Prevention of PCL (Retainer Usage)

Numerous studies have reported various strategies to avoid or prevent PCL, including tightening the proximal contact during restoration installation, scheduling routine follow-ups, and employing a removable retainer to lessen the movement of the natural teeth.70,76,82 The proximal contact tightness between an implant-supported prosthesis for a single tooth and the neighboring natural teeth, both with and without the use of an Essix retainer, was assessed in a study by Kandathilparambil et al73 According to this study, using an Essix retainer, primarily on the mesial side, reduced the incidence of PCL by 15%. The use of Essix retainers has been suggested by many studies to minimize movement of teeth post-restoration delivery, thus maintaining the arch integrity.26,40,70,73,74,83,84

PCL as a Risk Factor for Interproximal Caries

The clinical significance of proximal contact loss extends beyond mechanical issues and patient discomfort to pose a direct biological threat to the adjacent natural dentition. The open embrasure created by PCL serves as a site for food impaction and plaque retention, fundamentally altering the local ecological niche.77 This stagnation promotes a shift in the oral microbiota, facilitating the formation of a cariogenic biofilm that is notoriously difficult for patients to remove through routine oral hygiene measures.33,40 The association between food impaction from PCL and adverse peri-implant soft tissue conditions has been directly documented, with one study finding inflammatory changes in over 50% of cases where food was impacted.31 This localized inflammatory environment compromises the periodontal health of the adjacent tooth and, combined with prolonged plaque accumulation, creates ideal conditions for caries initiation.40 The inability to clean the open contact effectively allows for sustained acid production by cariogenic bacteria, leading directly to demineralization of the vulnerable proximal surface of the adjacent natural tooth.21,77 PCL should be regarded not merely as a prosthetic complication but as a significant and direct risk factor for the development of interproximal dental caries.

Clinical Implications

PCL between implant-supported restorations and neighboring natural teeth can cause food impaction, discomfort, caries, and patient dissatisfaction.

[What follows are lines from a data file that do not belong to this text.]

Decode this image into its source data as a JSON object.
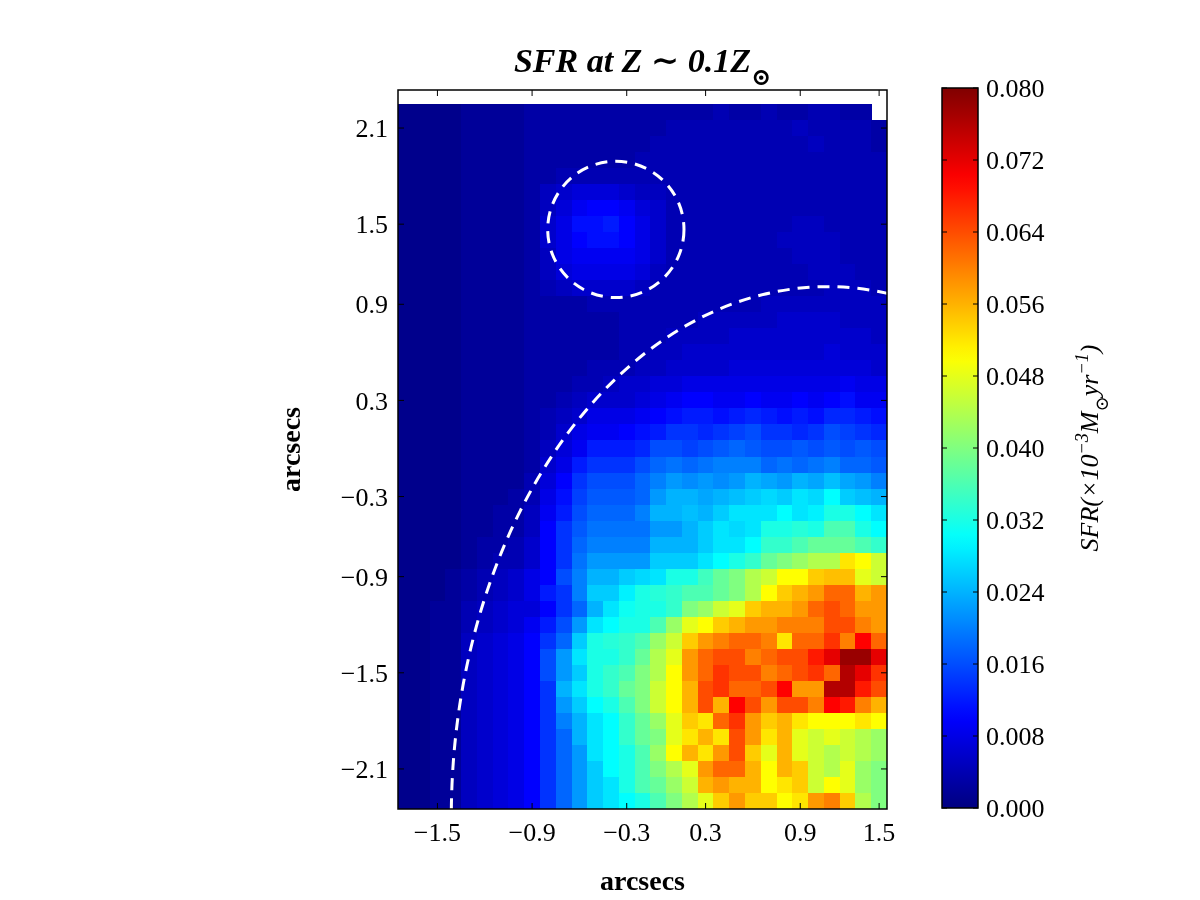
{
  "chart_data": {
    "type": "heatmap",
    "title": "SFR at Z ∼ 0.1Z$_{⊙}$",
    "xlabel": "arcsecs",
    "ylabel": "arcsecs",
    "clabel": "SFR(×10$^{−3}$M$_{⊙}$yr$^{−1}$)",
    "categories": [
      null,
      null,
      "−1.5",
      null,
      null,
      null,
      null,
      null,
      "−0.9",
      null,
      null,
      null,
      null,
      null,
      "−0.3",
      null,
      null,
      null,
      null,
      "0.3",
      null,
      null,
      null,
      null,
      null,
      "0.9",
      null,
      null,
      null,
      null,
      "1.5"
    ],
    "y_categories": [
      null,
      "2.1",
      null,
      null,
      null,
      null,
      null,
      "1.5",
      null,
      null,
      null,
      null,
      "0.9",
      null,
      null,
      null,
      null,
      null,
      "0.3",
      null,
      null,
      null,
      null,
      null,
      "−0.3",
      null,
      null,
      null,
      null,
      "−0.9",
      null,
      null,
      null,
      null,
      null,
      "−1.5",
      null,
      null,
      null,
      null,
      null,
      "−2.1",
      null,
      null
    ],
    "cells": [
      [
        0.001,
        0.001,
        0.001,
        0.001,
        0.002,
        0.002,
        0.002,
        0.002,
        0.003,
        0.003,
        0.003,
        0.003,
        0.003,
        0.003,
        0.003,
        0.003,
        0.003,
        0.003,
        0.003,
        0.003,
        0.004,
        0.003,
        0.003,
        0.004,
        0.003,
        0.003,
        0.004,
        0.004,
        0.003,
        0.003,
        null
      ],
      [
        0.001,
        0.001,
        0.001,
        0.001,
        0.002,
        0.002,
        0.002,
        0.002,
        0.003,
        0.003,
        0.003,
        0.003,
        0.003,
        0.003,
        0.003,
        0.003,
        0.003,
        0.004,
        0.004,
        0.004,
        0.004,
        0.004,
        0.004,
        0.004,
        0.004,
        0.005,
        0.004,
        0.004,
        0.004,
        0.004,
        0.003
      ],
      [
        0.001,
        0.001,
        0.001,
        0.001,
        0.002,
        0.002,
        0.002,
        0.002,
        0.003,
        0.003,
        0.003,
        0.003,
        0.003,
        0.003,
        0.003,
        0.003,
        0.004,
        0.004,
        0.004,
        0.004,
        0.004,
        0.004,
        0.004,
        0.004,
        0.004,
        0.004,
        0.005,
        0.004,
        0.004,
        0.004,
        0.003
      ],
      [
        0.001,
        0.001,
        0.001,
        0.001,
        0.002,
        0.002,
        0.002,
        0.002,
        0.003,
        0.003,
        0.003,
        0.003,
        0.003,
        0.003,
        0.003,
        0.004,
        0.004,
        0.004,
        0.004,
        0.004,
        0.004,
        0.004,
        0.004,
        0.004,
        0.004,
        0.004,
        0.004,
        0.004,
        0.004,
        0.004,
        0.004
      ],
      [
        0.001,
        0.001,
        0.001,
        0.001,
        0.002,
        0.002,
        0.002,
        0.002,
        0.003,
        0.003,
        0.004,
        0.004,
        0.004,
        0.004,
        0.004,
        0.004,
        0.004,
        0.004,
        0.004,
        0.004,
        0.004,
        0.004,
        0.004,
        0.004,
        0.004,
        0.004,
        0.004,
        0.004,
        0.004,
        0.004,
        0.004
      ],
      [
        0.001,
        0.001,
        0.001,
        0.001,
        0.002,
        0.002,
        0.002,
        0.002,
        0.003,
        0.005,
        0.006,
        0.007,
        0.007,
        0.007,
        0.006,
        0.005,
        0.005,
        0.004,
        0.004,
        0.004,
        0.004,
        0.004,
        0.004,
        0.004,
        0.004,
        0.004,
        0.004,
        0.004,
        0.004,
        0.004,
        0.004
      ],
      [
        0.001,
        0.001,
        0.001,
        0.001,
        0.002,
        0.002,
        0.002,
        0.002,
        0.003,
        0.005,
        0.007,
        0.009,
        0.01,
        0.01,
        0.009,
        0.007,
        0.006,
        0.004,
        0.004,
        0.004,
        0.004,
        0.004,
        0.004,
        0.004,
        0.004,
        0.004,
        0.004,
        0.004,
        0.004,
        0.004,
        0.004
      ],
      [
        0.001,
        0.001,
        0.001,
        0.001,
        0.002,
        0.002,
        0.002,
        0.002,
        0.003,
        0.006,
        0.008,
        0.011,
        0.011,
        0.012,
        0.01,
        0.008,
        0.006,
        0.004,
        0.004,
        0.004,
        0.004,
        0.004,
        0.004,
        0.004,
        0.004,
        0.005,
        0.005,
        0.004,
        0.004,
        0.004,
        0.004
      ],
      [
        0.001,
        0.001,
        0.001,
        0.001,
        0.002,
        0.002,
        0.002,
        0.002,
        0.003,
        0.006,
        0.008,
        0.01,
        0.011,
        0.011,
        0.01,
        0.008,
        0.006,
        0.004,
        0.004,
        0.004,
        0.004,
        0.004,
        0.004,
        0.004,
        0.005,
        0.005,
        0.005,
        0.005,
        0.004,
        0.004,
        0.004
      ],
      [
        0.001,
        0.001,
        0.001,
        0.001,
        0.002,
        0.002,
        0.002,
        0.002,
        0.003,
        0.005,
        0.008,
        0.009,
        0.009,
        0.009,
        0.009,
        0.008,
        0.006,
        0.004,
        0.004,
        0.004,
        0.004,
        0.004,
        0.004,
        0.004,
        0.004,
        0.005,
        0.005,
        0.005,
        0.004,
        0.004,
        0.004
      ],
      [
        0.001,
        0.001,
        0.001,
        0.001,
        0.002,
        0.002,
        0.002,
        0.002,
        0.003,
        0.005,
        0.007,
        0.008,
        0.008,
        0.008,
        0.008,
        0.007,
        0.005,
        0.004,
        0.004,
        0.004,
        0.004,
        0.004,
        0.004,
        0.004,
        0.004,
        0.004,
        0.005,
        0.005,
        0.005,
        0.004,
        0.004
      ],
      [
        0.001,
        0.001,
        0.001,
        0.001,
        0.002,
        0.002,
        0.002,
        0.002,
        0.003,
        0.004,
        0.005,
        0.006,
        0.006,
        0.006,
        0.006,
        0.005,
        0.004,
        0.004,
        0.004,
        0.004,
        0.004,
        0.004,
        0.004,
        0.004,
        0.004,
        0.004,
        0.004,
        0.005,
        0.005,
        0.005,
        0.004
      ],
      [
        0.001,
        0.001,
        0.001,
        0.001,
        0.002,
        0.002,
        0.002,
        0.002,
        0.003,
        0.003,
        0.003,
        0.003,
        0.004,
        0.004,
        0.004,
        0.004,
        0.004,
        0.004,
        0.004,
        0.004,
        0.004,
        0.004,
        0.004,
        0.005,
        0.005,
        0.005,
        0.005,
        0.005,
        0.005,
        0.005,
        0.005
      ],
      [
        0.001,
        0.001,
        0.001,
        0.001,
        0.002,
        0.002,
        0.002,
        0.002,
        0.003,
        0.003,
        0.003,
        0.003,
        0.003,
        0.003,
        0.004,
        0.004,
        0.004,
        0.004,
        0.004,
        0.005,
        0.005,
        0.005,
        0.005,
        0.005,
        0.006,
        0.006,
        0.006,
        0.006,
        0.005,
        0.005,
        0.005
      ],
      [
        0.001,
        0.001,
        0.001,
        0.001,
        0.002,
        0.002,
        0.002,
        0.002,
        0.003,
        0.003,
        0.003,
        0.003,
        0.003,
        0.003,
        0.004,
        0.004,
        0.004,
        0.005,
        0.005,
        0.005,
        0.005,
        0.006,
        0.006,
        0.006,
        0.006,
        0.006,
        0.006,
        0.006,
        0.006,
        0.006,
        0.005
      ],
      [
        0.001,
        0.001,
        0.001,
        0.001,
        0.002,
        0.002,
        0.002,
        0.002,
        0.003,
        0.003,
        0.003,
        0.003,
        0.003,
        0.003,
        0.004,
        0.004,
        0.005,
        0.005,
        0.006,
        0.006,
        0.006,
        0.006,
        0.006,
        0.006,
        0.006,
        0.006,
        0.006,
        0.007,
        0.006,
        0.006,
        0.006
      ],
      [
        0.001,
        0.001,
        0.001,
        0.001,
        0.002,
        0.002,
        0.002,
        0.002,
        0.003,
        0.003,
        0.003,
        0.003,
        0.004,
        0.004,
        0.004,
        0.005,
        0.005,
        0.006,
        0.006,
        0.006,
        0.006,
        0.007,
        0.007,
        0.007,
        0.007,
        0.007,
        0.007,
        0.007,
        0.007,
        0.007,
        0.006
      ],
      [
        0.001,
        0.001,
        0.001,
        0.001,
        0.002,
        0.002,
        0.002,
        0.002,
        0.003,
        0.003,
        0.003,
        0.004,
        0.004,
        0.005,
        0.006,
        0.006,
        0.007,
        0.007,
        0.008,
        0.008,
        0.008,
        0.008,
        0.008,
        0.008,
        0.008,
        0.008,
        0.008,
        0.008,
        0.009,
        0.008,
        0.008
      ],
      [
        0.001,
        0.001,
        0.001,
        0.001,
        0.002,
        0.002,
        0.002,
        0.002,
        0.003,
        0.003,
        0.004,
        0.005,
        0.006,
        0.006,
        0.006,
        0.007,
        0.008,
        0.009,
        0.01,
        0.01,
        0.009,
        0.009,
        0.01,
        0.009,
        0.009,
        0.01,
        0.009,
        0.01,
        0.011,
        0.009,
        0.009
      ],
      [
        0.001,
        0.001,
        0.001,
        0.001,
        0.002,
        0.002,
        0.002,
        0.002,
        0.003,
        0.004,
        0.005,
        0.006,
        0.008,
        0.008,
        0.008,
        0.009,
        0.01,
        0.011,
        0.012,
        0.012,
        0.011,
        0.012,
        0.013,
        0.012,
        0.011,
        0.012,
        0.011,
        0.013,
        0.013,
        0.012,
        0.011
      ],
      [
        0.001,
        0.001,
        0.001,
        0.001,
        0.002,
        0.002,
        0.002,
        0.002,
        0.003,
        0.004,
        0.006,
        0.008,
        0.009,
        0.009,
        0.01,
        0.011,
        0.012,
        0.014,
        0.014,
        0.013,
        0.014,
        0.015,
        0.016,
        0.014,
        0.014,
        0.013,
        0.014,
        0.016,
        0.015,
        0.014,
        0.013
      ],
      [
        0.001,
        0.001,
        0.001,
        0.001,
        0.002,
        0.002,
        0.002,
        0.002,
        0.003,
        0.005,
        0.007,
        0.009,
        0.012,
        0.012,
        0.012,
        0.013,
        0.016,
        0.016,
        0.015,
        0.016,
        0.017,
        0.018,
        0.017,
        0.016,
        0.016,
        0.017,
        0.016,
        0.017,
        0.016,
        0.017,
        0.016
      ],
      [
        0.001,
        0.001,
        0.001,
        0.001,
        0.002,
        0.002,
        0.002,
        0.002,
        0.003,
        0.006,
        0.008,
        0.012,
        0.014,
        0.014,
        0.014,
        0.016,
        0.018,
        0.019,
        0.018,
        0.019,
        0.02,
        0.02,
        0.02,
        0.018,
        0.019,
        0.018,
        0.019,
        0.02,
        0.018,
        0.018,
        0.017
      ],
      [
        0.001,
        0.001,
        0.001,
        0.001,
        0.002,
        0.002,
        0.002,
        0.002,
        0.004,
        0.007,
        0.01,
        0.014,
        0.016,
        0.016,
        0.016,
        0.018,
        0.02,
        0.022,
        0.021,
        0.022,
        0.021,
        0.022,
        0.024,
        0.023,
        0.022,
        0.024,
        0.023,
        0.025,
        0.023,
        0.022,
        0.02
      ],
      [
        0.001,
        0.001,
        0.001,
        0.001,
        0.002,
        0.002,
        0.002,
        0.003,
        0.004,
        0.008,
        0.011,
        0.015,
        0.017,
        0.017,
        0.017,
        0.018,
        0.022,
        0.024,
        0.024,
        0.023,
        0.024,
        0.025,
        0.026,
        0.027,
        0.026,
        0.028,
        0.027,
        0.03,
        0.026,
        0.025,
        0.024
      ],
      [
        0.001,
        0.001,
        0.001,
        0.001,
        0.002,
        0.002,
        0.003,
        0.003,
        0.005,
        0.009,
        0.012,
        0.016,
        0.018,
        0.018,
        0.018,
        0.02,
        0.024,
        0.024,
        0.025,
        0.024,
        0.026,
        0.028,
        0.028,
        0.028,
        0.03,
        0.028,
        0.029,
        0.032,
        0.032,
        0.03,
        0.028
      ],
      [
        0.001,
        0.001,
        0.001,
        0.001,
        0.002,
        0.002,
        0.003,
        0.003,
        0.005,
        0.01,
        0.014,
        0.017,
        0.019,
        0.019,
        0.019,
        0.019,
        0.022,
        0.022,
        0.024,
        0.026,
        0.028,
        0.027,
        0.028,
        0.032,
        0.032,
        0.033,
        0.032,
        0.036,
        0.036,
        0.032,
        0.03
      ],
      [
        0.001,
        0.001,
        0.001,
        0.001,
        0.002,
        0.003,
        0.003,
        0.004,
        0.006,
        0.01,
        0.014,
        0.018,
        0.02,
        0.02,
        0.02,
        0.02,
        0.024,
        0.024,
        0.024,
        0.026,
        0.028,
        0.028,
        0.03,
        0.034,
        0.034,
        0.036,
        0.038,
        0.038,
        0.038,
        0.036,
        0.034
      ],
      [
        0.001,
        0.001,
        0.001,
        0.001,
        0.002,
        0.003,
        0.004,
        0.004,
        0.006,
        0.01,
        0.014,
        0.019,
        0.022,
        0.022,
        0.022,
        0.022,
        0.026,
        0.026,
        0.026,
        0.028,
        0.03,
        0.032,
        0.034,
        0.038,
        0.04,
        0.042,
        0.044,
        0.044,
        0.052,
        0.05,
        0.046
      ],
      [
        0.001,
        0.001,
        0.001,
        0.002,
        0.003,
        0.004,
        0.005,
        0.006,
        0.008,
        0.01,
        0.016,
        0.02,
        0.024,
        0.024,
        0.026,
        0.027,
        0.028,
        0.032,
        0.032,
        0.035,
        0.038,
        0.04,
        0.044,
        0.046,
        0.05,
        0.05,
        0.054,
        0.055,
        0.055,
        0.048,
        0.046
      ],
      [
        0.001,
        0.001,
        0.001,
        0.002,
        0.003,
        0.004,
        0.005,
        0.006,
        0.008,
        0.012,
        0.014,
        0.02,
        0.026,
        0.026,
        0.029,
        0.032,
        0.033,
        0.034,
        0.036,
        0.036,
        0.038,
        0.04,
        0.044,
        0.05,
        0.054,
        0.056,
        0.058,
        0.062,
        0.062,
        0.056,
        0.058
      ],
      [
        0.001,
        0.001,
        0.002,
        0.002,
        0.004,
        0.005,
        0.006,
        0.007,
        0.007,
        0.01,
        0.014,
        0.018,
        0.024,
        0.028,
        0.031,
        0.032,
        0.032,
        0.034,
        0.04,
        0.042,
        0.046,
        0.048,
        0.054,
        0.056,
        0.056,
        0.058,
        0.062,
        0.064,
        0.062,
        0.058,
        0.058
      ],
      [
        0.001,
        0.001,
        0.002,
        0.002,
        0.004,
        0.005,
        0.006,
        0.007,
        0.009,
        0.012,
        0.016,
        0.022,
        0.028,
        0.03,
        0.032,
        0.032,
        0.036,
        0.042,
        0.048,
        0.05,
        0.054,
        0.056,
        0.058,
        0.058,
        0.06,
        0.06,
        0.06,
        0.064,
        0.064,
        0.06,
        0.058
      ],
      [
        0.001,
        0.001,
        0.002,
        0.002,
        0.005,
        0.006,
        0.007,
        0.008,
        0.01,
        0.014,
        0.018,
        0.026,
        0.032,
        0.033,
        0.034,
        0.036,
        0.042,
        0.046,
        0.054,
        0.058,
        0.06,
        0.062,
        0.062,
        0.06,
        0.052,
        0.062,
        0.062,
        0.066,
        0.06,
        0.07,
        0.062
      ],
      [
        0.001,
        0.001,
        0.002,
        0.002,
        0.005,
        0.006,
        0.007,
        0.008,
        0.01,
        0.016,
        0.022,
        0.028,
        0.032,
        0.032,
        0.034,
        0.038,
        0.044,
        0.048,
        0.058,
        0.062,
        0.064,
        0.064,
        0.06,
        0.062,
        0.064,
        0.064,
        0.068,
        0.072,
        0.078,
        0.078,
        0.072
      ],
      [
        0.001,
        0.001,
        0.002,
        0.002,
        0.005,
        0.006,
        0.007,
        0.008,
        0.01,
        0.016,
        0.022,
        0.026,
        0.032,
        0.034,
        0.036,
        0.04,
        0.044,
        0.05,
        0.058,
        0.062,
        0.066,
        0.064,
        0.064,
        0.06,
        0.062,
        0.064,
        0.066,
        0.062,
        0.076,
        0.072,
        0.066
      ],
      [
        0.001,
        0.001,
        0.002,
        0.002,
        0.005,
        0.006,
        0.007,
        0.008,
        0.01,
        0.014,
        0.024,
        0.028,
        0.032,
        0.034,
        0.038,
        0.04,
        0.046,
        0.05,
        0.056,
        0.064,
        0.066,
        0.062,
        0.062,
        0.064,
        0.07,
        0.058,
        0.058,
        0.076,
        0.076,
        0.068,
        0.064
      ],
      [
        0.001,
        0.001,
        0.002,
        0.002,
        0.005,
        0.006,
        0.007,
        0.008,
        0.01,
        0.014,
        0.022,
        0.026,
        0.03,
        0.032,
        0.036,
        0.04,
        0.046,
        0.05,
        0.056,
        0.064,
        0.056,
        0.07,
        0.064,
        0.058,
        0.064,
        0.064,
        0.06,
        0.07,
        0.068,
        0.06,
        0.056
      ],
      [
        0.001,
        0.001,
        0.002,
        0.002,
        0.005,
        0.006,
        0.007,
        0.008,
        0.01,
        0.014,
        0.02,
        0.024,
        0.028,
        0.03,
        0.034,
        0.038,
        0.042,
        0.048,
        0.054,
        0.052,
        0.062,
        0.066,
        0.058,
        0.054,
        0.056,
        0.052,
        0.05,
        0.05,
        0.05,
        0.052,
        0.05
      ],
      [
        0.001,
        0.001,
        0.002,
        0.002,
        0.005,
        0.006,
        0.007,
        0.008,
        0.01,
        0.014,
        0.018,
        0.024,
        0.028,
        0.03,
        0.034,
        0.038,
        0.04,
        0.048,
        0.052,
        0.056,
        0.052,
        0.064,
        0.058,
        0.052,
        0.056,
        0.048,
        0.046,
        0.048,
        0.046,
        0.044,
        0.042
      ],
      [
        0.001,
        0.001,
        0.002,
        0.002,
        0.005,
        0.006,
        0.007,
        0.008,
        0.01,
        0.014,
        0.018,
        0.022,
        0.028,
        0.03,
        0.032,
        0.036,
        0.042,
        0.05,
        0.056,
        0.052,
        0.058,
        0.064,
        0.054,
        0.048,
        0.056,
        0.048,
        0.046,
        0.044,
        0.046,
        0.044,
        0.042
      ],
      [
        0.001,
        0.001,
        0.002,
        0.002,
        0.005,
        0.006,
        0.007,
        0.008,
        0.01,
        0.014,
        0.018,
        0.022,
        0.026,
        0.03,
        0.032,
        0.036,
        0.04,
        0.044,
        0.048,
        0.058,
        0.062,
        0.062,
        0.056,
        0.05,
        0.056,
        0.054,
        0.046,
        0.044,
        0.048,
        0.042,
        0.04
      ],
      [
        0.001,
        0.001,
        0.002,
        0.002,
        0.005,
        0.006,
        0.007,
        0.008,
        0.01,
        0.014,
        0.018,
        0.022,
        0.026,
        0.028,
        0.032,
        0.036,
        0.038,
        0.042,
        0.046,
        0.056,
        0.058,
        0.056,
        0.056,
        0.05,
        0.052,
        0.054,
        0.046,
        0.05,
        0.048,
        0.042,
        0.04
      ],
      [
        0.001,
        0.001,
        0.002,
        0.002,
        0.005,
        0.006,
        0.007,
        0.008,
        0.01,
        0.014,
        0.018,
        0.022,
        0.026,
        0.028,
        0.03,
        0.032,
        0.036,
        0.04,
        0.044,
        0.048,
        0.054,
        0.058,
        0.054,
        0.054,
        0.05,
        0.052,
        0.058,
        0.06,
        0.054,
        0.044,
        0.04
      ]
    ],
    "clim": [
      0,
      0.08
    ],
    "cticks": [
      {
        "value": 0,
        "label": "0.000"
      },
      {
        "value": 0.008,
        "label": "0.008"
      },
      {
        "value": 0.016,
        "label": "0.016"
      },
      {
        "value": 0.024,
        "label": "0.024"
      },
      {
        "value": 0.032,
        "label": "0.032"
      },
      {
        "value": 0.04,
        "label": "0.040"
      },
      {
        "value": 0.048,
        "label": "0.048"
      },
      {
        "value": 0.056,
        "label": "0.056"
      },
      {
        "value": 0.064,
        "label": "0.064"
      },
      {
        "value": 0.072,
        "label": "0.072"
      },
      {
        "value": 0.08,
        "label": "0.080"
      }
    ]
  }
}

PCL is more common in the mandibular arch due to mesial drift of adjacent teeth, arch growth patterns, and occlusal plane changes. Preventive measures include ensuring firm proximal contacts when placing restorations, scheduling regular follow-ups, and using removable retainers like Essix retainers. Controlling occlusal plane discrepancies can prevent implant infraocclusion, and monitoring long-term changes is critical in younger patients. Regular radiographs help track peri-implant health and identify complications early. These practices reduce PCL risk and help maintain implant function and patient satisfaction.

Conclusion

PCL, or the space created between neighboring natural teeth and implant restorations, is a common problem that raises the risk of interproximal caries, which can have a serious negative effect on oral health. Important roles are played by variables such implant placement, follow-up length, and microbial dysbiosis in the development of PCL and its aftereffects. Timely placement of dental implants and age and gender modification in growth should be taken in consideration during implantation. It takes suitable treatment techniques and routine monitoring to reduce these risks and preserve oral health.

Data Sharing Statement

The data supporting the findings of the article is available within the article.

Funding

No funding was received for this research.

Disclosure

The authors have no potential competing interests to declare for this work.